I think Dr. Al Mohler, President of the Southern Baptist Theological Seminary, was correct when he said "This is not an issue that politics is irrelevant to, but this is not basically a political issue."
Of course, getting this issue wrong, as the President has done, is not the disease but a symptom of it. For the Christian, the inability to get this question right brings into serious question your ability to get anything right, biblically speaking. You can't do calculus if you don't know how to add or subtract.
Sure, we want to make sure that we are welcoming to the world around us so we can have relationships with people and ultimately lead them to Jesus. But when 39% of the church gets same-sex "marriage" wrong, you have to look around and ask, "who is really leading whom, and to where?"

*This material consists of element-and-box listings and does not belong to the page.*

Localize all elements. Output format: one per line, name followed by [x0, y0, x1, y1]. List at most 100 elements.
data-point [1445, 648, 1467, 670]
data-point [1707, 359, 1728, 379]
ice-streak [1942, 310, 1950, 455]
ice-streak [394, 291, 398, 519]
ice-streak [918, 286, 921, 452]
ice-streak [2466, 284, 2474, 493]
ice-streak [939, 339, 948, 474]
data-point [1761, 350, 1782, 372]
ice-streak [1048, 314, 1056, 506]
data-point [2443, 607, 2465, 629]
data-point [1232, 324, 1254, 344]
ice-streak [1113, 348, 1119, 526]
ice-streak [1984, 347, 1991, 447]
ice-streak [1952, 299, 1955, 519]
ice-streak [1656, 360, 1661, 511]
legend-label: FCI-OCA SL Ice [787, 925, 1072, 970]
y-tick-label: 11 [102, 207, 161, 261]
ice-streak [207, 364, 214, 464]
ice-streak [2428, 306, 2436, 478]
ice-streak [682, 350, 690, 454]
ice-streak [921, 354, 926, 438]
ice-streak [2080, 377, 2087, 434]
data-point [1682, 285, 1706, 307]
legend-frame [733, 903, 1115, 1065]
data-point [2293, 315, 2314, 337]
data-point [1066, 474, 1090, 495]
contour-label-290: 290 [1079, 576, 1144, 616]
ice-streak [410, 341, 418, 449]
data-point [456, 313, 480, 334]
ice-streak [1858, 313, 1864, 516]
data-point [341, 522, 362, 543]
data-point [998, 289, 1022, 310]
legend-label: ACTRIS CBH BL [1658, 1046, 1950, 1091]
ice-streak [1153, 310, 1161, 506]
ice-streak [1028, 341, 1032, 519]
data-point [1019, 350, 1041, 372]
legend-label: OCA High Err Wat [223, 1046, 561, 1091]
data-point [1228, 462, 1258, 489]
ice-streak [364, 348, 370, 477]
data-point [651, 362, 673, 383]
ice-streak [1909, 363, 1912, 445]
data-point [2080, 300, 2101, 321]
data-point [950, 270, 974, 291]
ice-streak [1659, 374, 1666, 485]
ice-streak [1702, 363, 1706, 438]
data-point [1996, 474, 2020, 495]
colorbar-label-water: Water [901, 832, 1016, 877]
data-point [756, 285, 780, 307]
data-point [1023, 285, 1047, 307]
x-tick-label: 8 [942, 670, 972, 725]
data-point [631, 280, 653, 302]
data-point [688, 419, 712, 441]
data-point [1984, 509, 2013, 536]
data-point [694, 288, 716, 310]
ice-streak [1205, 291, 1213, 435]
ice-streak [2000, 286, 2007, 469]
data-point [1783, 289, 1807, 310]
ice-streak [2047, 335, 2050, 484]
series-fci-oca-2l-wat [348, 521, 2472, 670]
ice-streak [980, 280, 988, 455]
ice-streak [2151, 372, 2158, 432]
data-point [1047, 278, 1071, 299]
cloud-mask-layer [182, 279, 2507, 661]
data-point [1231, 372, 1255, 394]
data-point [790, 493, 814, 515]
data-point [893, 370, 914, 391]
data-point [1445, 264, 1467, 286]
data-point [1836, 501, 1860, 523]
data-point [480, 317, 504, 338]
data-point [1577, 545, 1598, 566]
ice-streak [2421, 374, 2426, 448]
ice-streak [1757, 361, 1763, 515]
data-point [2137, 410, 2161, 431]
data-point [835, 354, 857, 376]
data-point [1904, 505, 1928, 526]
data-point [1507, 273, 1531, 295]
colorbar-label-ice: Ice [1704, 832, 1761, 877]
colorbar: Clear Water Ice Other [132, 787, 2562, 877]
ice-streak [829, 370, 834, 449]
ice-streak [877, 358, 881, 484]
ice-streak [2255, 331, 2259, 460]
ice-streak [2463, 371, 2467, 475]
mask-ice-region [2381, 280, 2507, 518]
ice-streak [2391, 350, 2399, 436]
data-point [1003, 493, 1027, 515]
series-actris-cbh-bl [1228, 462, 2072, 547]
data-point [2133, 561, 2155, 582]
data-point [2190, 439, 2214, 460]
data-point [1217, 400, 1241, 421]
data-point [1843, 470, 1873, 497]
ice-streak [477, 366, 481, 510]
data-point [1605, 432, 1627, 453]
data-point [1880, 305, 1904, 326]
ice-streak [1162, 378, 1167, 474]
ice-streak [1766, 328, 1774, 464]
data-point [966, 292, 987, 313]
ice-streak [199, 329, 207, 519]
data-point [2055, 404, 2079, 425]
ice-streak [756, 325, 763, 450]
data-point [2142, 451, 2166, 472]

There are some in churches who reject the Bible as an authority of any kind. That's a different problem.
But for those who are on the reservation of Christian orthodoxy, we should be able to agree that it is the job of the leadership to train the church to think biblically about everything. Once we become aware of an area in which that is clearly not happening, we should prioritize fixing that problem.
But what of the decision to focus our efforts and energies on less divisive, more positive aspects of our faith? I'll defer to Martin Luther, who said:
"If I profess with the loudest voice and clearest exposition every portion of the truth of God except precisely that little point which the world and the devil are at that moment attacking, I am not confessing Christ, however boldly I may be professing Christ. Where the battle rages, there the loyalty of the soldier is proved, and to be steady on all the battlefields besides, is mere flight and disgrace if he flinches at that point."